Isso é tudo, a noite fez meus buquês secretos de braços
e talvez minhas costas já estivessem coagulando em sua própria sombra.
Voltei ao escuro, a uma larva reprimida novamente na minha fronte
e um terror fez meu coração se alegrar em claras canções.
Tenho certeza que tentei as cinzas da minha própria morte,
aquelas que dentro do sonho fazem minha mais profunda insônia.


ELEVAÇÃO DO EIXO

Talvez porque esses sonhos repetidos tirem do nada essa parte de mim que ainda não tenho,
ainda não atingi a unidade do meu ser à custa do seu próprio destino.
Minha cabeça tinha uma saída para a lama alegre, mas sonhos cruéis me decapitam.
E estremece a cera mole que inutilmente procura forma junto ao fogo.
Este é o testemunho sofrido daquele que não pode esculpir suas formas puras,
Porque o impede seu ser feito de perigos e medos cruéis.
Depois de cantar sinto que o medo é a medida mais segura da fronte,
tenho harpas crescidas, porém a cada noite me é levada a parte mais misteriosa da minha alma.
Ser meu, me consomes por teu excesso, quando vou a ti com esta minha indigência desperta.
Oh!
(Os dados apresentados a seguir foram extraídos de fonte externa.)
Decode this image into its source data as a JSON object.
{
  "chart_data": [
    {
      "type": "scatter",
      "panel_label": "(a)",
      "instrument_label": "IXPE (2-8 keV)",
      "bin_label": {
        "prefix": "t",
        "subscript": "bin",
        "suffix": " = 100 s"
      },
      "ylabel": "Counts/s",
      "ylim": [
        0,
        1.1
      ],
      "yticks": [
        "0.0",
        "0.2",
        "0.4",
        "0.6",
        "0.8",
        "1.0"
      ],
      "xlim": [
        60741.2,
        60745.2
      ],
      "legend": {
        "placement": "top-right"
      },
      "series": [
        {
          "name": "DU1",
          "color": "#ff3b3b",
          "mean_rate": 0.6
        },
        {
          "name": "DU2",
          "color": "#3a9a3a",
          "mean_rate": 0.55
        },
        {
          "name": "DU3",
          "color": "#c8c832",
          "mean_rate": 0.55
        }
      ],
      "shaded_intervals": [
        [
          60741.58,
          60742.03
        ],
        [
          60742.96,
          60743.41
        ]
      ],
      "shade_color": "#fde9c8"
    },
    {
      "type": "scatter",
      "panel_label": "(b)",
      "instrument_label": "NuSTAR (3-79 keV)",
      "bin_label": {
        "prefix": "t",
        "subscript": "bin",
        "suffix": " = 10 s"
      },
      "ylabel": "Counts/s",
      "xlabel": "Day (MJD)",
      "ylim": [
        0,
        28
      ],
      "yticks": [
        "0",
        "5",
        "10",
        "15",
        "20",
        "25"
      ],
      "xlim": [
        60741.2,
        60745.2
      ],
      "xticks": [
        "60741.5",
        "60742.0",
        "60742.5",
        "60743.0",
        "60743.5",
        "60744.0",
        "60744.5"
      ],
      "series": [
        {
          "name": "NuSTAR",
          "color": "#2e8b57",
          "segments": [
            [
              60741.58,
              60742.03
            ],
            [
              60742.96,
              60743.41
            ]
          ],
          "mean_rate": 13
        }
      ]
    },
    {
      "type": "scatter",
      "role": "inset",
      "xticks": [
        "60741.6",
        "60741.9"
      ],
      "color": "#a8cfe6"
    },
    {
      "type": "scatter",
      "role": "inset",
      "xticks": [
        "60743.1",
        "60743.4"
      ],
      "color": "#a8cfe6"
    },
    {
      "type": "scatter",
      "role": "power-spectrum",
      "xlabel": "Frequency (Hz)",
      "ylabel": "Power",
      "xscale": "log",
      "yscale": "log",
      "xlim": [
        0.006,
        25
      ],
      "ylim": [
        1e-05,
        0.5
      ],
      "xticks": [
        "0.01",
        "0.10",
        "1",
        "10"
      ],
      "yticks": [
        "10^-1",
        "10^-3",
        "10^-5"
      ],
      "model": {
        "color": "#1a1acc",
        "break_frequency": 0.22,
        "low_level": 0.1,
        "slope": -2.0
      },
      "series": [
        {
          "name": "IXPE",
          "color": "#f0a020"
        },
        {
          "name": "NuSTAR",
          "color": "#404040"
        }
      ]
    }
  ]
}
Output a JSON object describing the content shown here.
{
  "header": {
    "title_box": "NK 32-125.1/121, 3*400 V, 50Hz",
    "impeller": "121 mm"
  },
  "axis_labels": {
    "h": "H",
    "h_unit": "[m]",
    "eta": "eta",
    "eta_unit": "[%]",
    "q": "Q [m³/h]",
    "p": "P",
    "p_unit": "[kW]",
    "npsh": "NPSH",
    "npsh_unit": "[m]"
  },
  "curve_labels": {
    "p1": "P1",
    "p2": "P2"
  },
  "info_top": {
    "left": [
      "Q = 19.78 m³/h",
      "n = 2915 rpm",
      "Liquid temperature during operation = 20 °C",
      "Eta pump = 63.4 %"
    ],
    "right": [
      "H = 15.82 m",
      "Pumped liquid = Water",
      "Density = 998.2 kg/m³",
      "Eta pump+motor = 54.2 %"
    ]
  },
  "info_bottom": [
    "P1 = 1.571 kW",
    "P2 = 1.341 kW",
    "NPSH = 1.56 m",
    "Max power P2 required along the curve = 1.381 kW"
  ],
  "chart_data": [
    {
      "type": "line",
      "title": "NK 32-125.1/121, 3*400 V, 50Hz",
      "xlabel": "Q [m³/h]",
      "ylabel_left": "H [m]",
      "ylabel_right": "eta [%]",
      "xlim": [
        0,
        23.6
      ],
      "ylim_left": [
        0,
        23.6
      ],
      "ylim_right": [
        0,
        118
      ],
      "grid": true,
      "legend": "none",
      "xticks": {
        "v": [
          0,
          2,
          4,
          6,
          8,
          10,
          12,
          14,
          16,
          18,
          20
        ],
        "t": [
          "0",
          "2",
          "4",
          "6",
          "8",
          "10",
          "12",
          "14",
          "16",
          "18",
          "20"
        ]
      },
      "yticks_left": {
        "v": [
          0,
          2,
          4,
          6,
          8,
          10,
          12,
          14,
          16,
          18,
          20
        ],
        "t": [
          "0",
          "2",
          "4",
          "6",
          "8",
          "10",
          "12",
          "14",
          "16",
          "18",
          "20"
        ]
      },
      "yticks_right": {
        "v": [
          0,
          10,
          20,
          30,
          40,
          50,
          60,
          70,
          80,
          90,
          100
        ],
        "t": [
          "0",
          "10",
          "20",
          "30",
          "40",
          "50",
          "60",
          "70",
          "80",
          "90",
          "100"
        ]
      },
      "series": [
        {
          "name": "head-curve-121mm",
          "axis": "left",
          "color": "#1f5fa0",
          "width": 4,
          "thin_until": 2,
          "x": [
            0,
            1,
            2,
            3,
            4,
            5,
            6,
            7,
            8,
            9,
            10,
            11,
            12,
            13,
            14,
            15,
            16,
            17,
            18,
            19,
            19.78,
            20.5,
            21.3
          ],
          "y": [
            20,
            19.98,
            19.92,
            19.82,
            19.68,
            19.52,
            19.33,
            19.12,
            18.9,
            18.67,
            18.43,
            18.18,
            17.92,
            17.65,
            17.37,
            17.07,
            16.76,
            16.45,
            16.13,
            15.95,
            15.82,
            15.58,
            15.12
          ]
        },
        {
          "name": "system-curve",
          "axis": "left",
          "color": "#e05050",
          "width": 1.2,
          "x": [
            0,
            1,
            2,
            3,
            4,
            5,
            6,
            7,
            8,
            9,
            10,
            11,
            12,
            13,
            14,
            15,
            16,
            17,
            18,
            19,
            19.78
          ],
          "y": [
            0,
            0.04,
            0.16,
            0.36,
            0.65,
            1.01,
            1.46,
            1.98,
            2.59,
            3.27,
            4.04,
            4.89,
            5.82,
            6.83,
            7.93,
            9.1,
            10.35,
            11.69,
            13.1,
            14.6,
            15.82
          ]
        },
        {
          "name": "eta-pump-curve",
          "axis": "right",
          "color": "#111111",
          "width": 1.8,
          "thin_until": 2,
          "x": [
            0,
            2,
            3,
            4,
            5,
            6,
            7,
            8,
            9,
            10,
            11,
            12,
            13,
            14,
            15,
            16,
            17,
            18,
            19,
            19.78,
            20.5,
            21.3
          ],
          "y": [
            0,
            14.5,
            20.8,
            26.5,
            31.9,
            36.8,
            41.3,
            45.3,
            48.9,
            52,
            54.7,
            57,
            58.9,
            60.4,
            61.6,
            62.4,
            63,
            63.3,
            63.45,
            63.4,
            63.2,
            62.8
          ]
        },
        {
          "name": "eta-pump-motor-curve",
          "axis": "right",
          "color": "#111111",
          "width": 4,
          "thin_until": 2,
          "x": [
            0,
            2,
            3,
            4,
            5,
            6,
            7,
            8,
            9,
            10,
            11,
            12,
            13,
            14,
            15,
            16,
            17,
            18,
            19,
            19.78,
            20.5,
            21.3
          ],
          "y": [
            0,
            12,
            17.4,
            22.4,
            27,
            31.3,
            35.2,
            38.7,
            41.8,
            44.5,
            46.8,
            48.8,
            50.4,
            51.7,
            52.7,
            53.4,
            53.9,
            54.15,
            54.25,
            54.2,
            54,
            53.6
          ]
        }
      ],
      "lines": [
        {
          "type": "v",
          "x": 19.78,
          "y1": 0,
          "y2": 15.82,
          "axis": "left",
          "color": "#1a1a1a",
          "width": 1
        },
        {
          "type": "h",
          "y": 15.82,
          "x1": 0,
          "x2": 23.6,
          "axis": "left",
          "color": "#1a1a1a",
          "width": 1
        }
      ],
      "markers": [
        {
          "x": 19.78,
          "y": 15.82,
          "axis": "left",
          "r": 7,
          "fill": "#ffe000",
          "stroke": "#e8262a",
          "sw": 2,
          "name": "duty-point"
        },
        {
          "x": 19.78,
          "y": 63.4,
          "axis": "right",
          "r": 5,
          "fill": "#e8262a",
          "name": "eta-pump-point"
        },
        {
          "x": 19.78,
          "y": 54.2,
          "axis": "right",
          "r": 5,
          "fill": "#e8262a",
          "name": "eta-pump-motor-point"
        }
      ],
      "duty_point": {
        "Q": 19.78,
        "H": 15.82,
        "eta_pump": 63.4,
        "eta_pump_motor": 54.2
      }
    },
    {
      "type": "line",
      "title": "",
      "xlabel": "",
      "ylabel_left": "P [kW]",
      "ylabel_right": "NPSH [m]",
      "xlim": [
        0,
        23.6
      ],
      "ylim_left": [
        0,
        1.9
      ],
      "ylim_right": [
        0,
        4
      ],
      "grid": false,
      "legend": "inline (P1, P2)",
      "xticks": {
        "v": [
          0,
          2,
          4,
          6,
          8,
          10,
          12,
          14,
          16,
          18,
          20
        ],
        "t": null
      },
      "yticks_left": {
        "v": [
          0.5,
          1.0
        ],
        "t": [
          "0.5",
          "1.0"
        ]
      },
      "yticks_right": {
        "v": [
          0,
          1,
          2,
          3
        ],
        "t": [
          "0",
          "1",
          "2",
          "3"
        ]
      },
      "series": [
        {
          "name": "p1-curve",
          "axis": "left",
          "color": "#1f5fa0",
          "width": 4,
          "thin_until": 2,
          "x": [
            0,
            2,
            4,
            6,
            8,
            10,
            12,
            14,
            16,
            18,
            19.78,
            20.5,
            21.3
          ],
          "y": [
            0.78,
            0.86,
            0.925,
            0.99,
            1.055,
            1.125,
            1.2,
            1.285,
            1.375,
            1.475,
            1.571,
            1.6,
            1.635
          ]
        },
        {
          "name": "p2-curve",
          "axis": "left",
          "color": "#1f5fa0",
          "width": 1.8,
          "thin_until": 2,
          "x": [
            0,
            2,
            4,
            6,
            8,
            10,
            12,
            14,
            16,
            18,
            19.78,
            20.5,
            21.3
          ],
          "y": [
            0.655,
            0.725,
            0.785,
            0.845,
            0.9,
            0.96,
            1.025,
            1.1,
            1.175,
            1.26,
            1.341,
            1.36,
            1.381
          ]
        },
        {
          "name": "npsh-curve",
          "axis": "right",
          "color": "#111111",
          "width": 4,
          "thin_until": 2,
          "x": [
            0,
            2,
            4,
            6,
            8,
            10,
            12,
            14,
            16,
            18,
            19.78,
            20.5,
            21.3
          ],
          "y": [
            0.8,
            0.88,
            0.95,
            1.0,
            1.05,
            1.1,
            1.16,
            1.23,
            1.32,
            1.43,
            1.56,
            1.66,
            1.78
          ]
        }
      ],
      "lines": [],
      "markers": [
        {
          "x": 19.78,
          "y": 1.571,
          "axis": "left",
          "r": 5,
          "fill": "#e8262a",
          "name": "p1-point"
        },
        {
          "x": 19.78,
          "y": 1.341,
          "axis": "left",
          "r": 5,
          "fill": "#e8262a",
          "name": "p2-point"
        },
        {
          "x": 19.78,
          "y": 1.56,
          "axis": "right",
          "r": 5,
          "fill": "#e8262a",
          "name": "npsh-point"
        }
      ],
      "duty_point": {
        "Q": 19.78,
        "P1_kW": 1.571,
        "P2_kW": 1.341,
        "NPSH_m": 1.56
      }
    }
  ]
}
Se descansas como aquela luz já entregue que nas mãos de um fundador se revela.
O poeta esquece sua língua materna quando cavam sob a alma!
Desesperado, apago a auréola dos santos, quero descobrir minhas próprias leis.
Talvez este espelho e suas pequenas águas mortas tenham devolvido meu rosto mais perdido,
Mas estou cansado e em pedra já sangrado os olhos caem saciados.
Vejo que o dia brota em mim apenas por causa do lodo que o sono deixa em meu corpo.
Quem então deve acalmar minhas cem estátuas que se desprendem da luz e enlouquecem?
Que escuridão quente, suspiro no meu eclipse íntimo, perco o presságio,
oh, agora meu coração seria capaz de negar sua pequena crisálida
e aquelas asas aterrorizantes que dele se aproximam surgindo do nada.


RITOS

Como no início das coisas, quando o coração há tempos não vivia nem sentia necessidade de espaços
sem o peito ou o tamanho de sua morte, antes que a corrente do medo fosse sua vida.
Com um sangue virgem, ainda sem brilho, tendo um canto para a altura de seu abismo.
Lá com grandes e terríveis lábios adivinho a chave de tantos ecos perdidos
Enquanto um vinho escuro faz saltar meus selos, me instrui de visões.
Dissolvo os olhos no meio das águas, os ouvidos como quebras de lama, fecho.
Disperso então essa sombra traiçoeira, longe do dia róseo, quando as têmporas mordem.
Dentro do sonho eu canto, movendo minha alma da direita para a esquerda.
Sonhos vorazes queimando, são minhas próprias cinzas que mantêm
essa língua branca que já rola em doces dísticos.
Enfim minha memória, sua urna aberta descubro, encontro a asa de uma besta cega,
esta é a vida que encontro, a que filtra através dos meus mártires adormecidos.
Do mundo uma raiz suga e suga, ah! a pressão mortal de duas imagens em um segundo
até que o templo ceda sem fermentar ainda
e a noite abre minha fronte para seu minério.